The surface transportation trade of U.S. and Mexico combined totaled $26.6 billion in May of this year. Up by 42.7% compared to May 2009, with the worth of imports and exports hauled by truck some 36.1% and 43.2% higher, respectively, in May this year against the same month in 2009, as noted by the BTS. With 9.4 billion, Texas led all the states in surface trading with Mexico in May according to the agency.

However, numerous groups are adamant that U.S. should maintain the current ban on Mexican haulers despite the continuing trade conflict.

Jim Hoffa, general president of the International Brotherhood of Teamsters, said in a statement: “Instead of slapping additional tariffs on U.S. goods, Mexico should be living up to its end of the bargain by making sure its drivers and trucks are safe enough to use our highways.”

According to Todd Spencer, executive vice president for the Owner-Operator Independent Drivers Association (OOIDA), “If the U.S. trade representative had called out Mexico for their illegal tariffs more than a year ago, we would not be in this situation.” He also added,“It was irresponsible to allow it to go on for this long.”

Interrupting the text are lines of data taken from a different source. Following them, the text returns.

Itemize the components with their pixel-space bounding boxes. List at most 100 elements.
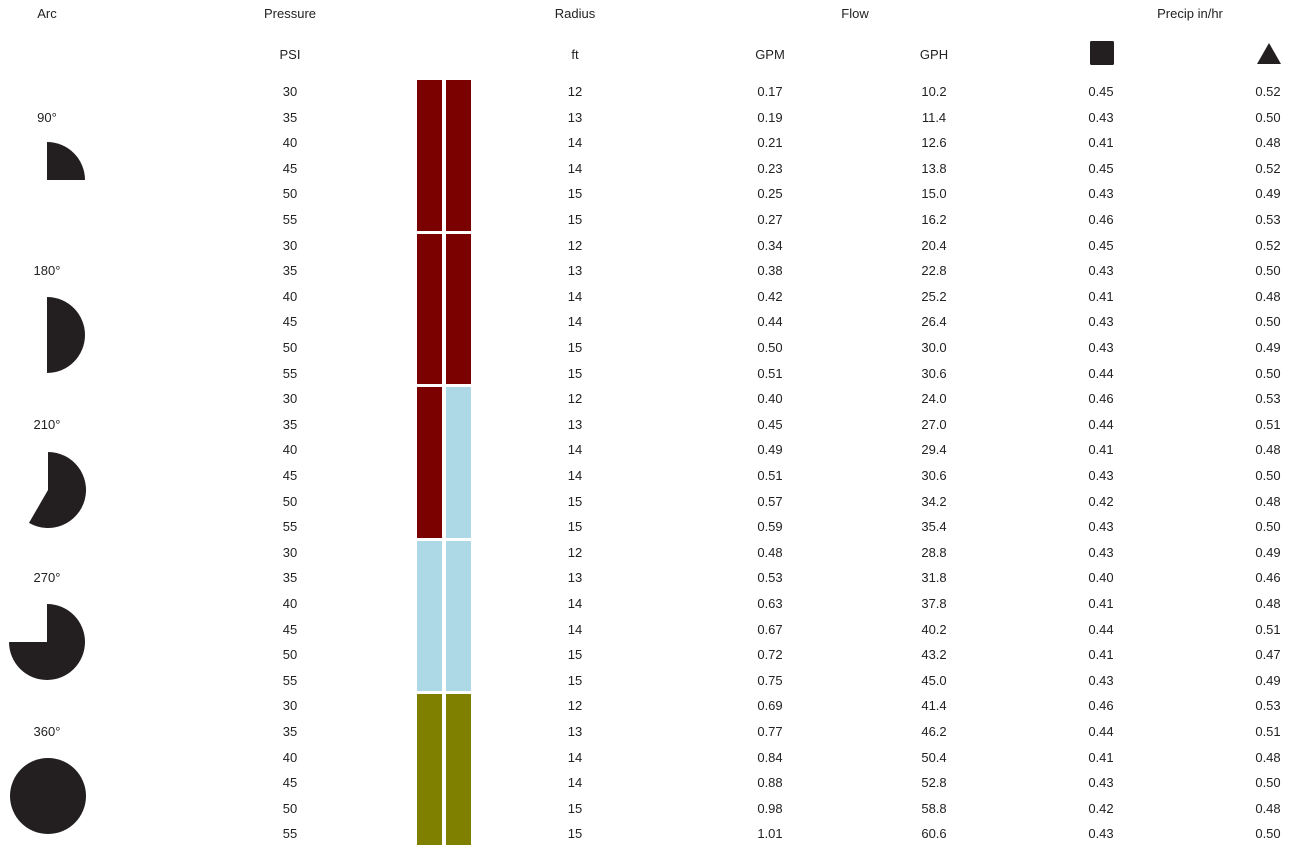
pressure-cell: 50 <box>282 493 298 509</box>
radius-cell: 14 <box>567 596 583 611</box>
arc-label: 210° <box>33 416 61 432</box>
gpm-cell: 0.50 <box>757 340 783 355</box>
precip-square-cell: 0.41 <box>1088 288 1114 304</box>
precip-triangle-cell: 0.48 <box>1255 442 1281 458</box>
gph-cell: 13.8 <box>921 160 947 176</box>
precip-triangle-cell: 0.50 <box>1255 519 1281 535</box>
precip-triangle-cell: 0.46 <box>1255 570 1281 586</box>
unit-gph: GPH <box>919 47 949 62</box>
gph-cell: 37.8 <box>921 596 947 611</box>
radius-cell: 14 <box>567 749 583 765</box>
precip-square-cell: 0.43 <box>1088 340 1114 355</box>
pressure-cell: 35 <box>282 109 298 125</box>
quarter-circle-arc-icon <box>47 142 85 180</box>
radius-cell: 15 <box>567 340 583 355</box>
gph-cell: 20.4 <box>921 237 947 253</box>
nozzle-color-bar <box>446 80 471 231</box>
precip-square-cell: 0.40 <box>1088 570 1114 586</box>
gph-cell: 40.2 <box>921 621 947 637</box>
pressure-cell: 30 <box>282 391 298 407</box>
radius-cell: 14 <box>567 314 583 330</box>
pressure-cell: 55 <box>282 826 298 842</box>
precip-triangle-cell: 0.53 <box>1255 212 1281 227</box>
gph-cell: 25.2 <box>921 288 947 304</box>
radius-cell: 15 <box>567 212 583 227</box>
unit-pressure: PSI <box>279 47 301 62</box>
precip-triangle-cell: 0.51 <box>1255 724 1281 739</box>
pressure-cell: 50 <box>282 186 298 202</box>
gph-cell: 50.4 <box>921 749 947 765</box>
precip-square-cell: 0.44 <box>1088 365 1114 381</box>
gpm-cell: 0.51 <box>757 365 783 381</box>
precip-triangle-cell: 0.49 <box>1255 340 1281 355</box>
gpm-cell: 0.84 <box>757 749 783 765</box>
gpm-cell: 0.34 <box>757 237 783 253</box>
square-symbol-icon <box>1090 41 1114 65</box>
precip-triangle-cell: 0.49 <box>1255 186 1281 202</box>
precip-square-cell: 0.43 <box>1088 519 1114 535</box>
precip-square-cell: 0.43 <box>1088 186 1114 202</box>
radius-cell: 15 <box>567 647 583 663</box>
gpm-cell: 0.21 <box>757 135 783 151</box>
precip-triangle-cell: 0.52 <box>1255 160 1281 176</box>
precip-square-cell: 0.43 <box>1088 263 1114 279</box>
precip-square-cell: 0.45 <box>1088 160 1114 176</box>
nozzle-color-bar <box>417 387 442 538</box>
nozzle-color-bar <box>446 233 471 385</box>
gpm-cell: 0.17 <box>757 84 783 99</box>
pressure-cell: 35 <box>282 724 298 739</box>
gpm-cell: 1.01 <box>757 826 783 842</box>
pressure-cell: 40 <box>282 749 298 765</box>
radius-cell: 12 <box>567 84 583 99</box>
gpm-cell: 0.77 <box>757 724 783 739</box>
precip-triangle-cell: 0.48 <box>1255 288 1281 304</box>
gpm-cell: 0.57 <box>757 493 783 509</box>
gpm-cell: 0.53 <box>757 570 783 586</box>
nozzle-color-bar <box>446 694 471 845</box>
radius-cell: 14 <box>567 160 583 176</box>
unit-radius: ft <box>571 47 579 62</box>
pressure-cell: 45 <box>282 468 298 483</box>
triangle-symbol-icon <box>1257 43 1281 64</box>
gph-cell: 35.4 <box>921 519 947 535</box>
precip-triangle-cell: 0.49 <box>1255 544 1281 560</box>
radius-cell: 15 <box>567 800 583 816</box>
gpm-cell: 0.59 <box>757 519 783 535</box>
gpm-cell: 0.27 <box>757 212 783 227</box>
gpm-cell: 0.72 <box>757 647 783 663</box>
radius-cell: 15 <box>567 493 583 509</box>
precip-square-cell: 0.43 <box>1088 775 1114 791</box>
precip-triangle-cell: 0.50 <box>1255 826 1281 842</box>
gph-cell: 58.8 <box>921 800 947 816</box>
full-circle-arc-icon <box>10 758 86 834</box>
precip-square-cell: 0.41 <box>1088 647 1114 663</box>
radius-cell: 14 <box>567 621 583 637</box>
radius-cell: 15 <box>567 826 583 842</box>
gpm-cell: 0.48 <box>757 544 783 560</box>
precip-triangle-cell: 0.50 <box>1255 263 1281 279</box>
radius-cell: 14 <box>567 442 583 458</box>
gpm-cell: 0.38 <box>757 263 783 279</box>
precip-square-cell: 0.46 <box>1088 698 1114 714</box>
pressure-cell: 55 <box>282 672 298 688</box>
gph-cell: 31.8 <box>921 570 947 586</box>
gpm-cell: 0.51 <box>757 468 783 483</box>
gpm-cell: 0.88 <box>757 775 783 791</box>
radius-cell: 12 <box>567 391 583 407</box>
gph-cell: 30.0 <box>921 340 947 355</box>
radius-cell: 15 <box>567 186 583 202</box>
precip-triangle-cell: 0.48 <box>1255 135 1281 151</box>
gph-cell: 22.8 <box>921 263 947 279</box>
gpm-cell: 0.75 <box>757 672 783 688</box>
radius-cell: 13 <box>567 263 583 279</box>
precip-square-cell: 0.45 <box>1088 84 1114 99</box>
precip-triangle-cell: 0.49 <box>1255 672 1281 688</box>
gph-cell: 30.6 <box>921 365 947 381</box>
radius-cell: 15 <box>567 519 583 535</box>
gph-cell: 46.2 <box>921 724 947 739</box>
pressure-cell: 30 <box>282 84 298 99</box>
gph-cell: 26.4 <box>921 314 947 330</box>
radius-cell: 14 <box>567 288 583 304</box>
pressure-cell: 55 <box>282 212 298 227</box>
radius-cell: 12 <box>567 544 583 560</box>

He noted that more than 18 months have gone-by since the taxes were first forced upon by Mexico because America denied to welcome Mexican trucks to pass its borders.

“These bullying tactics should not be tolerated. The onus is on Mexico to raise safety, security and environmental standards for their trucking industry,” Spencer argued. “We should not allow ourselves to be blackmailed into lowering our standards.”

The present trade war between the two nations is not healthy for the just recovering world economy, both countries must find a win-win solution to settle this dispute. All in all, the end-users are the ones who will suffer in the end.